Mitochondrial Inheritance Flashcards
Describe the structure of mitochondrial DNA.
Closed circular molecules with each molecule containing a full set of mitochondrial genes.
How many mitochondria are there per human cell on average?
100
How are mitochondria inherited?
Maternally.
How many genes are in the human mitochondrial genome?
37 genes.
How many genes in the human mitochondrial genome are heavy strand (guanine-rich)?
28 genes.
How many genes in the human mitochondrial genome are light strand (cytosine-rich)?
9 genes.
Why is mitochondrial inheritance classed as ‘non-Mendelian’?
Mendelian inheritance presumes half the genetic material of a fertilised egg derives from each parent. This does not happen with the mitochondrial genome.

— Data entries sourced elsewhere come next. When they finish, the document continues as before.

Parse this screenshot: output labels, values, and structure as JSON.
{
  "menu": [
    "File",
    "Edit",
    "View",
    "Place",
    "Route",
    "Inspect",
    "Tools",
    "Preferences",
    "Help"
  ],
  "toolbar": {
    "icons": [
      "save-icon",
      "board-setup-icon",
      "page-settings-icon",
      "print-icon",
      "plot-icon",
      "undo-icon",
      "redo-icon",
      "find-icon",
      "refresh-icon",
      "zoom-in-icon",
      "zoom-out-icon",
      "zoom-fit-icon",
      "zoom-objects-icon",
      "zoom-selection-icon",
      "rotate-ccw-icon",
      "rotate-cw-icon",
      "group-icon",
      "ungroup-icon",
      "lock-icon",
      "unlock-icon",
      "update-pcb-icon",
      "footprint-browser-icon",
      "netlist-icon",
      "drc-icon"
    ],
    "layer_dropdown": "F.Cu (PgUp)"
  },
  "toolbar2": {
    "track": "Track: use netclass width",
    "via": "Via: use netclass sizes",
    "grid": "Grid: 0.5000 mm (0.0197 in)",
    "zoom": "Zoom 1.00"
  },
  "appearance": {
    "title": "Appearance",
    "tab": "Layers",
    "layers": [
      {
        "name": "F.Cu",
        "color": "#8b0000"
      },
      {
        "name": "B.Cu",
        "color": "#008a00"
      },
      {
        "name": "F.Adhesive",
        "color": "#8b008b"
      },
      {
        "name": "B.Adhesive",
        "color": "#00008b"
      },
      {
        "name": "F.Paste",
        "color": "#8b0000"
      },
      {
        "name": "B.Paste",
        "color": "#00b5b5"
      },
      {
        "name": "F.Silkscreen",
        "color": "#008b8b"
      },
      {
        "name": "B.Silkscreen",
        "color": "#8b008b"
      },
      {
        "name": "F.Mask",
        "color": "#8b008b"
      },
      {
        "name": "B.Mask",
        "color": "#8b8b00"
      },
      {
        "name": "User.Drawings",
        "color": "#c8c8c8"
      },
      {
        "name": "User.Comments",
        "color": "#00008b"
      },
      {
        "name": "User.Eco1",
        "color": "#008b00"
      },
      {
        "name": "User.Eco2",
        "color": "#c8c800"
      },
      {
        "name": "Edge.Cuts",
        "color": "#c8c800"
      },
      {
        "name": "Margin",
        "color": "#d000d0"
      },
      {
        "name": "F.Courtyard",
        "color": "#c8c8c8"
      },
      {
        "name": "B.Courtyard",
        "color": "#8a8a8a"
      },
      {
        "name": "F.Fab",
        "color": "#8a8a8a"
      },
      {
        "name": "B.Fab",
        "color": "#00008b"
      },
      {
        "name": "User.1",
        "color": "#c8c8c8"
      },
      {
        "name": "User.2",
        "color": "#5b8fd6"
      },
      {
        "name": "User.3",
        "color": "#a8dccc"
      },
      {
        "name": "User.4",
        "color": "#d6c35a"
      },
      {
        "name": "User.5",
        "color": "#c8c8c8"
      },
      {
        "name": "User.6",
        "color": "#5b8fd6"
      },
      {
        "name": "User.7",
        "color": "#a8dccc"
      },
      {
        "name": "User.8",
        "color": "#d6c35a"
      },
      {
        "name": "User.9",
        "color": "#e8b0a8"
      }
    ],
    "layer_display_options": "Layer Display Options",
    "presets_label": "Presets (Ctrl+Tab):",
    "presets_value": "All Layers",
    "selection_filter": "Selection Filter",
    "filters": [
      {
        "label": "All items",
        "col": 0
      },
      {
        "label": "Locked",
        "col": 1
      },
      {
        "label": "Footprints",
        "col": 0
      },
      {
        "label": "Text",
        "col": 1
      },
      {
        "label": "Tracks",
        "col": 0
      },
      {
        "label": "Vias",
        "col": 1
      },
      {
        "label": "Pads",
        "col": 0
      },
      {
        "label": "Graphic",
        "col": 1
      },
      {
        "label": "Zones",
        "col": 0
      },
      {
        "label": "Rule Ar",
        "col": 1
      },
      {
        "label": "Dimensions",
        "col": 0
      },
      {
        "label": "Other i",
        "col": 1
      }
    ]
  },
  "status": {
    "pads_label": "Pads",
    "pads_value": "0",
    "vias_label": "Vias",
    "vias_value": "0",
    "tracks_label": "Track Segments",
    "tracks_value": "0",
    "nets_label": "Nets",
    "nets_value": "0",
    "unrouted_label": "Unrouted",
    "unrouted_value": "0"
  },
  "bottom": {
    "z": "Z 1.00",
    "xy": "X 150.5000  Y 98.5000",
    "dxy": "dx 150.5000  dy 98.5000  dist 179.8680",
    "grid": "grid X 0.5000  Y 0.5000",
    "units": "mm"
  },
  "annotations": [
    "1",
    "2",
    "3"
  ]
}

How can mitochondrial diseases be inherited?
Maternally or chromosomally.
If your mother has a mitochondrial mutation, what is the likelihood this mutation will be passed on?
100%
What happens to paternal mitochondria (from sperm) during fertilisation?
They are actively decomposed.
What are mitochondrial myopathies?
Neuromuscular diseases caused by mitochondrial damage.
What are the symptoms for mitochondrial myopathies?
Poor growth, muscle coordination loss, muscle weakness, visual/hearing/learning difficulties, heart/liver/kidney disease. Many others.
How does the HIV/AIDS treatment azidothyramidine (AZT) sometimes lead to abnormal mitochondrial function?
AZT inhibits DNA polymerase involved in HIV replication. Mitochondrial DNA polymerase gamma is also targeted as a result.
What is Leigh syndrome?
mtDNA disease. Symptoms include diarrhea, vomiting, seizures and trouble sucking/swallowing. Caused by loss of energy production. Leads to death in several years.